明日の準備をあれやこれやとしていたときに大切事を思い出した。

 

明日の集合時間と集合場所、決めてないじゃん…

 

どうしよ、もう連絡して平気かな?

 

途中で奉仕部の三人とは別々に片付けしてたから彼らがもう帰ったかは分からない。

 

うーん…どうしよっか…まだ仕事してたりして。

 

ない話じゃないよね…。

 

私がどうするか悩んでいると好きなJPOPのサビが部屋に響き渡った。

 

で、電話…比企谷君だ!

 

「も、もしもし!」

 

『よう。
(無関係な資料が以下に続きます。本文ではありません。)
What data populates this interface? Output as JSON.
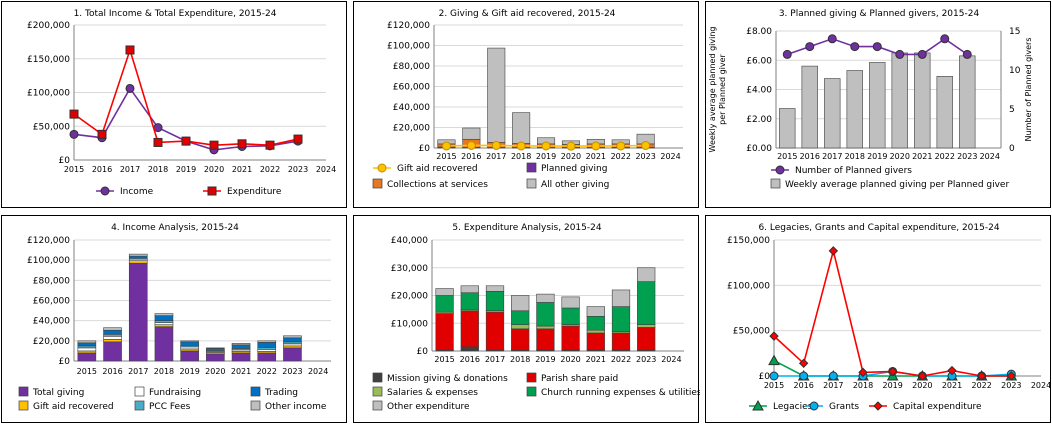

明日の事だけど…いいか?』

 

「うん!大丈夫!なんじにどこ集合しよっか」

 

『そうだな…じゃあ俺たちの最寄り駅に朝七時とかでいいか?』

 

「えっ?」

 

『どうかしたのか?』

 

「てっきり比企谷君の事だから朝イチは混んでるしひるからにしよーぜーとか言うと思ってた」 

 

『一応誘ったのは俺なんだけど…まぁでもたしかにそれもいいか』

 

「いやいやいや!嘘だから!あした駅に7時半ね!了解!」

 

『おう、あといい忘れてたけど今回も手伝ってくれてありがとな』

 

「どういたしまして。また何かあったら言ってよ!出来だけ力になるからさ!」

 

『あぁ…そのときは頼むかもしれん…とりあえず今日はお疲れさん。またあしたな』

 

「おつかれさまぁ!」

 

ふぅ…。

 

明日は七時半か…よーし!

 

今日はあしたに備えて早く寝なきゃ!疲れを完全に回復しなきゃだしね!

 

このあと9時に布団には言ったがなかなか寝付けず2時まで起きていました…。

 

 




色々あって遅くなりました。

この季節は忙しいですね…やらなきゃならんことが多すぎる。

今回もお付き合いいただきありがとうございました。